Obama’s Budget Opens Final Door Toward a Deal
It’s 65 days overdue and has been formally unveiled for less than an hour, but so far the Obama budget is being greeted with more bipartisan bewilderment than with genuine Republican anger or Democratic excitement.
And the nonplussed nature of the congressional response could be the best reaction possible for those who still hold out hope of achieving a grand bargain or, more precisely, for completing one. Things will stay muted for another couple of months, mainly to allow the gun control and immigration debates to play out but also because the next fiscal deadline is not until the middle of the summer, when Congress will need to raise the Treasury’s borrowing limit to avoid a default on government debt.
The consensus view of economists is that $4 trillion in collective red ink reduction in the next decade is what’s needed to take the deficit off the list of threats to long-term economic health. It’s also fair to agree that, with their various countdown clock showdowns and can kickings, the president and the Republicans have laid the foundation for achieving $2.5 trillion of that, in spite of themselves.
And the president’s budget would get safely beyond the rest of the way. His plan promises $1.8 trillion more in deficit reduction by 2024 — with $2 in the sort of savings that rankle Democrats for every $1 in the sort tax increases that infuriate Republicans — even while turning off the sequester’s across-the-board defense and domestic spending cuts this fall.
That ratio encapsulates how the president is not only challenging the GOP to reopen its acquiescence on taxes but is even more forcefully challenging Democrats to confront their entitlement addiction.
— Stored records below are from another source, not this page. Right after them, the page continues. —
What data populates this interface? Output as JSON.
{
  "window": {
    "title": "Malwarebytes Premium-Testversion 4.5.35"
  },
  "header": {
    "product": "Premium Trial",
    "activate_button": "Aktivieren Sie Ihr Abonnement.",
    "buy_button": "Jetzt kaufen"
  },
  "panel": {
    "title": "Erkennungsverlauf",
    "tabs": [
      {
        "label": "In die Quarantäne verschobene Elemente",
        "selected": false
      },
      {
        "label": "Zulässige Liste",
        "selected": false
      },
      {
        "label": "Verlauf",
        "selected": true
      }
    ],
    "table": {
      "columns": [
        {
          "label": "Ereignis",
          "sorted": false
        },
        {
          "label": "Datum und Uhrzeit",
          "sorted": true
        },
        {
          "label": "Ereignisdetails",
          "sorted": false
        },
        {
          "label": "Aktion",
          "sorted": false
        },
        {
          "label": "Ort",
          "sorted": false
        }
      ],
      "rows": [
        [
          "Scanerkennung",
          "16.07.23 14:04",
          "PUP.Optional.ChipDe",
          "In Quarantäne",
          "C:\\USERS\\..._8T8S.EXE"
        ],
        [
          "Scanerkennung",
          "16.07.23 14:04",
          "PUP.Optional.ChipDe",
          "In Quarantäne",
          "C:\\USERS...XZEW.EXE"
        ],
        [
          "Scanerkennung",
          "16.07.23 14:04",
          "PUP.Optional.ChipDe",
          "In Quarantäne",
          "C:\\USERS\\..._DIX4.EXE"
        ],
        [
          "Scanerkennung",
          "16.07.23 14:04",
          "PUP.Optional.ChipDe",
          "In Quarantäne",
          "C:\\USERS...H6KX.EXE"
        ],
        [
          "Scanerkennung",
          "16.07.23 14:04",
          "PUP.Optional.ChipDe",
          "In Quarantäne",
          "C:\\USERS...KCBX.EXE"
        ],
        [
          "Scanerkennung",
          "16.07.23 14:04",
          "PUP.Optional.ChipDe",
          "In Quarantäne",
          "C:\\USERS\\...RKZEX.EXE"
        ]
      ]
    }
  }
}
And it’s genuinely meaningful that all of his Wednesday budget salesmanship outreach is aimed at Republican senators, a dozen of whom are headed to the White House for supper. (The full roster isn’t out but includes it Johnny Isakson, Orrin G. Hatch, John Thune, Michael B. Enzi, Susan Collins and Marco Rubio.)
What Obama is asking of the GOP on revenue is simply not as tough a political swallow for the party, especially in an off year, as what he’s asking of the Democrats on spending.
He would raise $580 billion entirely from the wealthy, requiring those with annual incomes above $1 million to pay at least 30 percent in income taxes (the “Buffett Rule”), limiting deductions on the top 2 percent of wage earners, ending the lower tax rate for investment fund managers and closing tax breaks for offshore accounts, corporate jets and businesses that send jobs abroad. He’s proposed all those things before, of course, but he hasn’t given up because of their palpable populist resonance.
But he’d reduce the pace of spending by almost twice as much, and in ways that he’s not really ever committed himself to in writing before, for fear of infuriating his own base: $400 billion by cutting Medicare payments to drug companies and other providers while requiring wealthier beneficiaries to pay more, $230 billion from adopting a different government inflation formula that would slow the growth of the Social Security cost-of-living adjustment and other benefits, $200 billion in cuts to farm subsidies and government pensions and $100 billion cuts each from military and domestic discretionary programs. (In other words, sticking with about one-sixth of the savings designed to come from the sequester.) The final $210 billion in savings would come from reduced debt payments thanks to reduced deficits
(The Obama budget is not only about cutting. It also proposes $50 billion to repair public works and less-expensive line items to support his ambitions for high-speed rail, universal preschool and innovations in manufacturing.)
Yes it’s true, as Republicans will point out, that many of the proposals for slowing spending will ramp up at the end of the budget’s 10-year time frame while the sequester’s forced march would be abandoned next year, so he’s essentially asking Congress to give up on certain savings now by promising alternative savings later. It’s also true that even in a decade there would be nothing close to balance, although by then the deficit would be only 1.7 percent of the nation’s gross domestic product, a share that most economists say is plenty acceptable.
But Obama has undeniably planted a stake in the middle ground in the current fiscal policy debate, between the $1 trillion in taxes but no entitlement curbs budget of the Senate Democrats and the $4.6 trillion in cuts but no new revenues approach of the House Republicans’ blueprint.
The president has made clear he’s prepared to stand pat in that spot until the GOP moves toward him on taxes, that he’ll never move farther away from his congressional Democratic base. He’s betting that he’ll be a winner either way from that posture: His fiscal policy legacy will be secure if Republicans start talking taxes and a big deal gets done, or his party’s midterm fortunes will be enhanced if there’s a standoff on which he can blame GOP intransigence.
The outcome will be known by the end of July.